Chase did the math. “Twenty-seven years.”

“Has it been that long? Time flies.”

“Uh, yeah. Don’t you think it’s time to move on?” Chase asked, trying to keep her voice even. Her mind went reeling into what-the-fuck land—twenty-seven years to get over a breakup. It was absurd.

“I don’t know if I can.”

“So evidently you didn’t seduce Isabel then.” Chase got up and poured them both coffee while she ruminated on this fact. She’d seen Isabel and Donna together a lot, but then Donna was also involved in organizing seminars, as was Isabel—it was easy to see how they would end up working together.

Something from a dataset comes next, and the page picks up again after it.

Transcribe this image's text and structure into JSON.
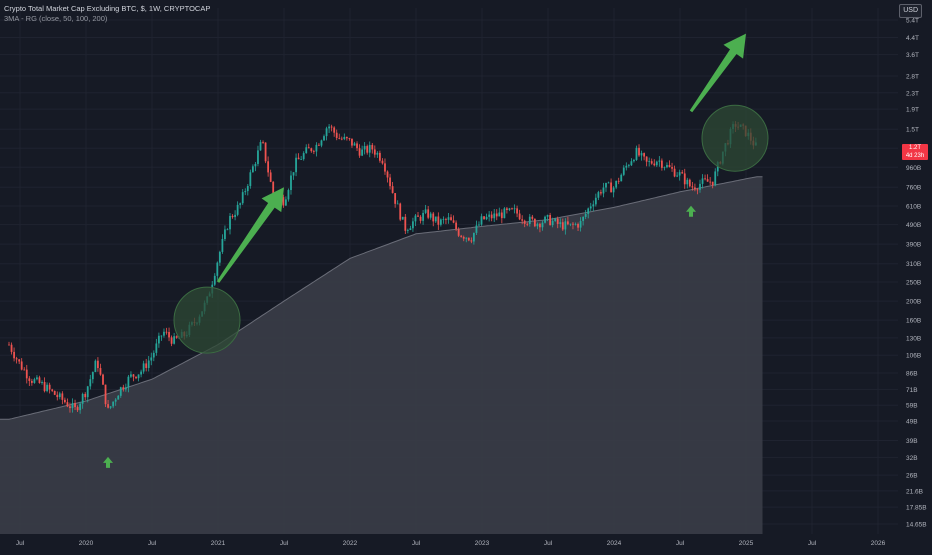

Chase attempted to recall Isabel’s romantic past. She appeared not to have one. She set the mismatched coffee mugs down on the table and they each doctored their own—Donna with milk and sugar and Chase with half milk, half coffee. She rued the day she’d have to give up coffee because her stomach lining couldn’t take it anymore. For now café au lait—the drink of French children—would have to do.

Chase sipped her coffee and waited like Dr. Robicheck would under the circumstances, until her patient was ready to talk and then she waited some more. At this rate, she’d be collecting Social Security by the time Donna got around to it. She needed prodding. “Why don’t you tell me what happened from the beginning and we’ll go from there?” Damn that was good, she thought—very Dr. Robicheckian.

Donna stared at her, obviously mortified.

“I don’t want the details.” Chase put air quotes around “details.”

“Oh, good.”

“I thought if you talked about it and subsequently processed it like I do with Dr. Robicheck, you’d feel better—that’s all.”

“Oh, good.”

“You’ve said that twice.”

“I know.”

“Talk! Please talk.”

“All right…well…” She looked uncertain.